Если бы он не был так зол, его можно было бы назвать отчаявшимся. Крошечный язычок песчаного берега давал ему возможность видеть покачивающийся у пристани Тан-Амазона «Афон».

Родной корабль притягивал. Казалось, махни рукой на весь прошедший ужас, выброси из головы то, что никак не желает складываться, и плыви в направлении судна, в направлении дома. Спасайся!
Но нет.
Нет!  Нет!
Нет счастья там, где нет Петал!

Почему дикая свора жрецов накинулась именно на тану, а он оказался вышвырнут из свалки тел? Ему даже страшно было представить, чем грозит ей их общий промах, их наивность, его, Бласта, нерасчётливость!
Это несправедливо, что именно ей приходится расплачиваться за его глупость!

Надо срочно выбраться отсюда и вернуться к становищу жрецов! А там уж, по обстоятельствам, решить, что делать!
И он опять и опять лез на отвесные скалы, срывался, обрывая ногти, сдирая кожу, покрывая синяками и так уже нещадно ободранное тело.

И вот странность…   Ему казалось?..    Или  в самом деле?...   
…Как только он смотрел на море, скалы раздвигались, открывая ему обзор на водный простор с соблазнительным «Афоном», будто звали-приглашали.

Но как только он поворачивался ко всей этой спасительной красоте спиной и яростно начинал карабкаться вверх, или пытался по воде обогнуть границы  узкой лагуны, пленником которой он непонятно как сделался, - скалы начинали тесниться и громоздиться ввысь. Они будто говорили с ним: «Убирайся, ты, чужак!  Тебе открыт путь отступления!   Убирайся, пока цел!  Ты здесь не нужен!»

Бласт не желал слышать этого!
И делал вид, что не слышит!
Ему хотелось кричать, что он не слышит этого! И он не подчинится такому решению, пока не получит Петал!

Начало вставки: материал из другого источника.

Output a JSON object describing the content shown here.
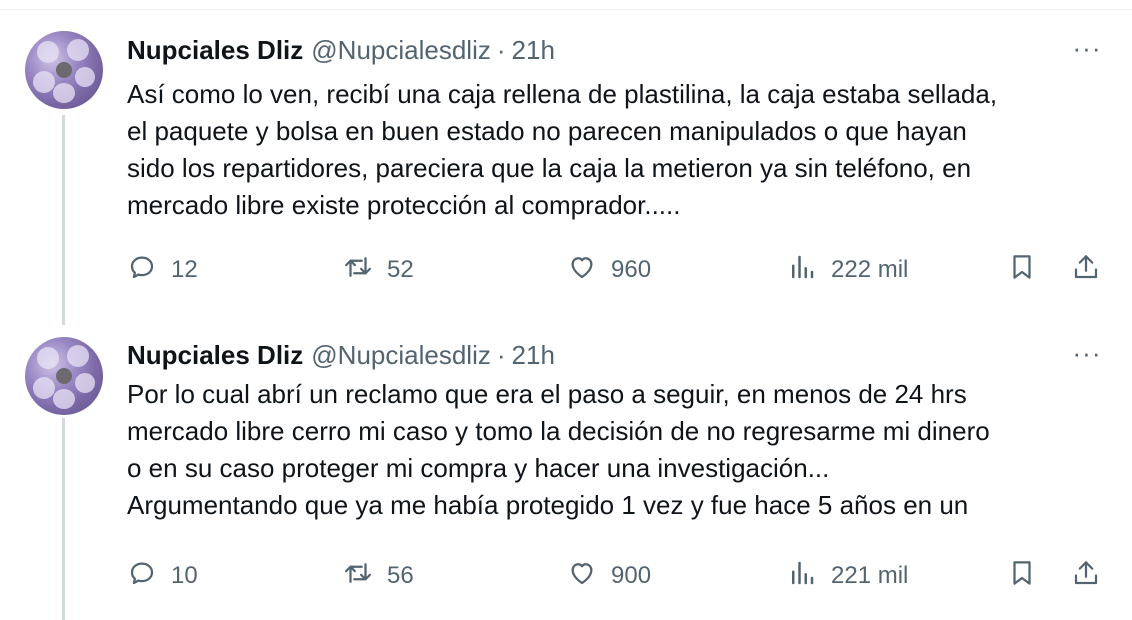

Вконец измотанный, он мог утонуть. Но не мог. Вода выталкивала его.
Он мог задохнуться, нахлебавшись воды. Но не мог. Спасительный воздух прорывался ему в грудь.
Мог убиться насмерть, сорвавшись с отвесной скалы. Но не мог. Земля принимала его спасительной чашей ладоней, выходя навстречу.
В этом было что-то нереальное!
Кто-то берёг его. Пытался спасти против его решений, направленных на самоуничтожение.

Глава 42

Шатранг

 Сначала, с трудом разлепив ресницы, он увидел на мокром песке цепочку птичьих следов-звёздочек. Потом двух крупных ворон, нарядно отливающих сине-зелёным цветом.
Они внимательно, склонив носатые головы, слушали его отчаянные вопли!  Помаргивали глазками-бусинками, смотрели совершенно осмысленно!

Ну вот!  Он сошёл с ума!
Ничем другим это и не могло закончиться!
Когда-то  же должен был наступить предел его умственному здоровью!

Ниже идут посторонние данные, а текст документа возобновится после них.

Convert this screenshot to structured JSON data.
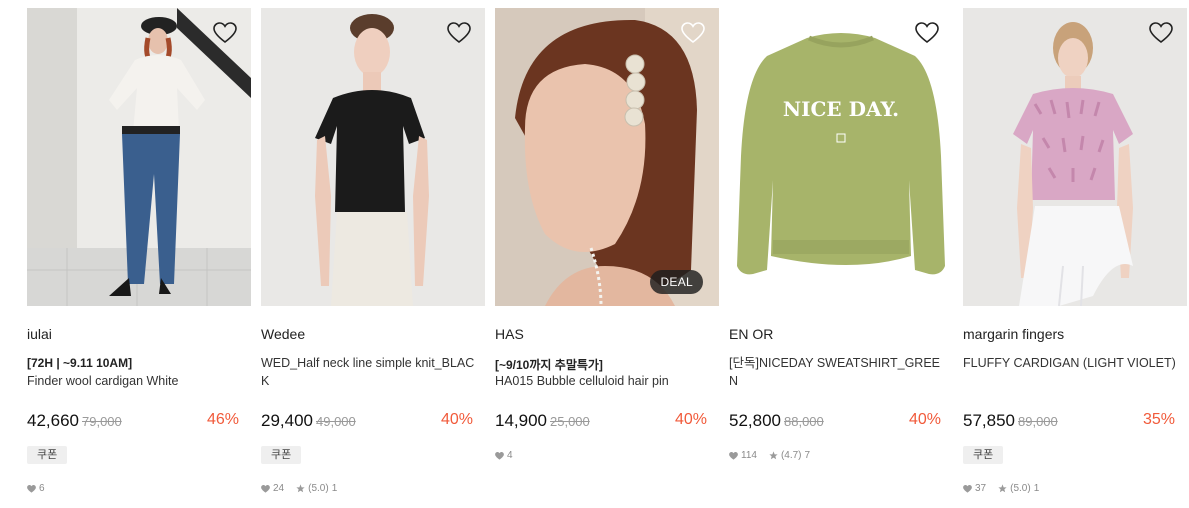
{
  "products": [
    {
      "brand": "iulai",
      "promo": "[72H | ~9.11 10AM]",
      "name": "Finder wool cardigan White",
      "price": "42,660",
      "original_price": "79,000",
      "discount": "46%",
      "coupon": "쿠폰",
      "likes": "6",
      "rating": "",
      "reviews": "",
      "badge": ""
    },
    {
      "brand": "Wedee",
      "promo": "",
      "name": "WED_Half neck line simple knit_BLACK",
      "price": "29,400",
      "original_price": "49,000",
      "discount": "40%",
      "coupon": "쿠폰",
      "likes": "24",
      "rating": "(5.0)",
      "reviews": "1",
      "badge": ""
    },
    {
      "brand": "HAS",
      "promo": "[~9/10까지 추말특가]",
      "name": "HA015 Bubble celluloid hair pin",
      "price": "14,900",
      "original_price": "25,000",
      "discount": "40%",
      "coupon": "",
      "likes": "4",
      "rating": "",
      "reviews": "",
      "badge": "DEAL"
    },
    {
      "brand": "EN OR",
      "promo": "",
      "name": "[단독]NICEDAY SWEATSHIRT_GREEN",
      "price": "52,800",
      "original_price": "88,000",
      "discount": "40%",
      "coupon": "",
      "likes": "114",
      "rating": "(4.7)",
      "reviews": "7",
      "badge": "",
      "print_text": "NICE DAY."
    },
    {
      "brand": "margarin fingers",
      "promo": "",
      "name": "FLUFFY CARDIGAN (LIGHT VIOLET)",
      "price": "57,850",
      "original_price": "89,000",
      "discount": "35%",
      "coupon": "쿠폰",
      "likes": "37",
      "rating": "(5.0)",
      "reviews": "1",
      "badge": ""
    }
  ],
  "colors": {
    "discount": "#f15a3a",
    "coupon_bg": "#efefef"
  }
}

За последнее время его бедной голове пришлось узнать столько нереальных вещей и смириться с ними, что вот – наконец наступило перенасыщение!
Ну и пусть!
Только Петал…
Нет!  Нельзя!

Нужно сначала спасти её! А потом уже можно будет отпустить свою бедную голову в путь…
Бласт со злобным криком замахнулся камнем на назойливых птиц.

Вороны вздохнули, словно делая скидку на его недомыслие.  Подпрыгнув, плавно перевернулись и стекли на песок  двумя стройными девичьими фигурками. С тем же птичьим выражением на смуглых носатых лицах они, спустя несколько мгновений, оценивающе смотрели на молодого грека, помаргивая круглыми глазками.

Бласт, медленно приводя себя в состояние мира с самим собой, опустил камень, согласно покачивал головой. Выглядел он глупо.
- Самое главное – не удивляться, - уговаривал он себя. - Тогда всё будет хорошо…

Остальные подружки, пожалев бедного грека, которому и так в последнее время много досталось, явились по-человечески.
Они обращались с ним,  бережно подбирая слова, пока Бласт не обиделся.

- Я, конечно уже готов свихнуться. Но не сейчас. Поэтому попрошу вас…
- Хорошо-хорошо…
Уже знакомые подружки-змейки тихими голосами придирчиво расспросили его обо всём случившемся в становище жрецов.

Подружки-волчицы озадаченно переглянулись, услышав рассказ о напрасных попытках выбраться в  любом направлении,  кроме «Афона».
-  Да, он не может выбраться отслюда. Это похоже на преграду, поставленную нашими жрецами. Что ж, придётся что-нибудь придумать. Сломать преграду, конечно можно. Но это долго. Проще всего было бы оставить его  здесь ждать, пока мы…

Бласт издал такой протестующий вопль, что подружки-вороны от неожиданности  по-птичьи отпрыгнули от него.
- Что ж ты так шумишь! Всё даже и без слов хорошо понятно!
- Я должен сделать это сам! Я виноват – я и исправлю!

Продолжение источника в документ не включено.